The only donor characteristic affecting overall survival was donor-recipient HLA mismatch (, ). Compared to matched transplants mortality risks were higher after transplants mismatched at 2-loci but not for transplantations mismatched at one-locus. Only 170 donor-recipient pairs were mismatched at 1-locus and the relatively small sample size may explain our inability to detect a significant difference. Mortality risks were also higher after 2-loci mismatched transplants compared to 1-locus mismatched transplants (RR 1.88 95% CI 1.27 – 2.78, p=0.002). We considered donor-recipient matching at HLA-A, -B, -C and –DRB1. Though we did not consider matching at HLA-DQ, typing was available for 90% of donor-recipient pairs (N=641) and most pairs (N=577; 90%) were matched at this locus. Death from infection, interstitial pneumonitis and organ failure were more likely after one and two-loci mismatched transplantations compared to matched transplantations. Disease status at transplantation is a predictor of mortality and a modifiable factor for many patients through early referral for HSCT. Mortality rates were higher when patients were not in remission at transplantation (RR 1.42, 95% CI 1.16–1.74, p<0.001). This effect is independent of donor-recipient HLA mismatch. Patients aged >60 years (RR 1.41, 95% CI 1.13–1.76, p=0.002) and those with performance score <90 at transplantation (RR 1.39, 95% CI 1.12–1.71, p=0.003) experienced higher mortality.

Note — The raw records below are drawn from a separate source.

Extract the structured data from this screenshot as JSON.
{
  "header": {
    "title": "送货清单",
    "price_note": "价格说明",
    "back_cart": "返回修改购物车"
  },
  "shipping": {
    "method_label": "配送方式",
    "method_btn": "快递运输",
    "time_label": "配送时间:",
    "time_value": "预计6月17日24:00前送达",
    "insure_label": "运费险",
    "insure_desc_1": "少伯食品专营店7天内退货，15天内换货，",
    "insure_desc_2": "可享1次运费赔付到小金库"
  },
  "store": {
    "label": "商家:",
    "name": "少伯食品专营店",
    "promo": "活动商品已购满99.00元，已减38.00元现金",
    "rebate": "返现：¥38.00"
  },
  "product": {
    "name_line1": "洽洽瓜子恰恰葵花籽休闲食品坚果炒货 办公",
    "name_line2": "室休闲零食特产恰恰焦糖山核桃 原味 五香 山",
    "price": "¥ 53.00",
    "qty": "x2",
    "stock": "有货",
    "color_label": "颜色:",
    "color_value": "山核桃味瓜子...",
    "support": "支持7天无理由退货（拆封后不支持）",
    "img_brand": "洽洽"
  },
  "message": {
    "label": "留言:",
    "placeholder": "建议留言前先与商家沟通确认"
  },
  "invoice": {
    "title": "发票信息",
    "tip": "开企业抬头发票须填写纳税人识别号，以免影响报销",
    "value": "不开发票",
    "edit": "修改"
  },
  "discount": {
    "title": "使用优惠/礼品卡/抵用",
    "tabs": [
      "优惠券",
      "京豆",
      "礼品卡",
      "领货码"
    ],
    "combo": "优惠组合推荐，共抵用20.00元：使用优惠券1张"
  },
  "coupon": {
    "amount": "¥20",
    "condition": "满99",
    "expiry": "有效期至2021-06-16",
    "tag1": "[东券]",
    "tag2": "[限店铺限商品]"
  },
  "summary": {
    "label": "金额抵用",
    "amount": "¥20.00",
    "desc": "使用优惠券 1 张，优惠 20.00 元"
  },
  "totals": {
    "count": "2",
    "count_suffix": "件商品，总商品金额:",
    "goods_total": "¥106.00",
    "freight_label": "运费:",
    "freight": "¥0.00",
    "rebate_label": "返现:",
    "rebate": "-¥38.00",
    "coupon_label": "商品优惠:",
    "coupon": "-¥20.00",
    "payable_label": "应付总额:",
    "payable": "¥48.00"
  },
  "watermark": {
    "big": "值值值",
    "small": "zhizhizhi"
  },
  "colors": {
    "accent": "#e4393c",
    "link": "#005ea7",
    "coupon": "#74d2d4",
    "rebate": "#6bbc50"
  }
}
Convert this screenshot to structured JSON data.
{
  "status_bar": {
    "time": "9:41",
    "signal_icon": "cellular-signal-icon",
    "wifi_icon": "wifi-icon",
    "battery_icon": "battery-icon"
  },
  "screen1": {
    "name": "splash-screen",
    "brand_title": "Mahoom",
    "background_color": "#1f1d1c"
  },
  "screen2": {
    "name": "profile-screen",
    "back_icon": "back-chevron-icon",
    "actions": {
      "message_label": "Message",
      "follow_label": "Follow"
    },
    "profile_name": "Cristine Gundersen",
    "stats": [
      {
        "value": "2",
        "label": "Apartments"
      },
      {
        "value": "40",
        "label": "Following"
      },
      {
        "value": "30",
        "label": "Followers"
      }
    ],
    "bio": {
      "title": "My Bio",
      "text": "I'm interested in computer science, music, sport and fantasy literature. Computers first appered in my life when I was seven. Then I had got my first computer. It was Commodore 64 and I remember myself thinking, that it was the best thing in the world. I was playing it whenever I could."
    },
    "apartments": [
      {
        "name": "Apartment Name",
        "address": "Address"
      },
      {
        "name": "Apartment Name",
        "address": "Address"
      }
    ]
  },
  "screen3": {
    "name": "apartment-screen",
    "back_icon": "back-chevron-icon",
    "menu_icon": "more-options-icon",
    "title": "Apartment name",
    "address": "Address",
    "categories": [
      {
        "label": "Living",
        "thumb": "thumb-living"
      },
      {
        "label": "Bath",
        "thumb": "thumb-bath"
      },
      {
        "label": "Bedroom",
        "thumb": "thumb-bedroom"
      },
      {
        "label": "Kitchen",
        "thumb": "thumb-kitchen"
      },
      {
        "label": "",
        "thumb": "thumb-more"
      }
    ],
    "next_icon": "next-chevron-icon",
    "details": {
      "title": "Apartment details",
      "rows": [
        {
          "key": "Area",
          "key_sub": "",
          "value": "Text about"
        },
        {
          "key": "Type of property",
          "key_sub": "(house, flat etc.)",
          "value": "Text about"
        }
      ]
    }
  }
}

Probabilities of overall survival after HLA matched (A), 1-locus mismatched (B) and 2-loci mismatched (C) unrelated donor transplantation adjusted for patient age, performance score and disease status at transplantation
We specifically explored for an effect of donor age, donor-recipient sex match, cytomegalovirus serostatus and ABO compatibility and did not find an association between these characteristics and graft failure, GVHD or survival. Our findings are consistent with a recent report that considered donor-recipient matching at allele-level for HLA-A, -B, -C, -DRB1 after URD HSCT with myeloablative conditioning for hematologic malignancies.5
A likely explanation for our inability to detect differences in HSCT outcomes by donor age could be due to the fact that only 5% of donors were older than 50 years. Though the National Donor Marrow Program guideline limit donor age to 18–60 years, the current study population suggest approximately 70% of adult donors called to donate are aged 18–40 years. The selection of younger donors by transplant physicians effectively prevents us from further exploring the effect of donor age on transplantation outcomes. Others have shown GVHD and mortality risks are higher in male recipients of female donors when the donor is a matched sibling13
and more recently, these findings were confirmed in another report.14
In that report,14
75% of transplantations used were matched sibling donors, most received myeloablative conditioning regimens and the observed effect of donor-recipient sex match was most pronounced for chronic myeloid leukemia (CML) and myeloma. Our inability to observe an effect of donor-recipient sex match on HSCT-outcomes may be explained by differences in study population. Ours is limited to recipients of URD HSCT with RIC regimens, donor-recipient matching considered allele-level HLA typing at HLA-A, -B, -C and –DRB1, only 10% of patients in the current analysis had CML and there were no patients with myeloma. Patients with myeloma were excluded, as URD HSCT is not considered first-line treatment. Importantly, our observations are consistent with a large series on URD HSCT with myeloablative conditioning regimens.5
Our findings have important implications for selecting adult unrelated donors when considering RIC regimens for patients with hematologic malignancies. Survival rates are highest with donor-recipient pairs matched at HLA-A, -B, -C, and -DRB1. Avoiding transplantation of bone marrow grafts and transplantation of PBPCs will lower graft failure rates.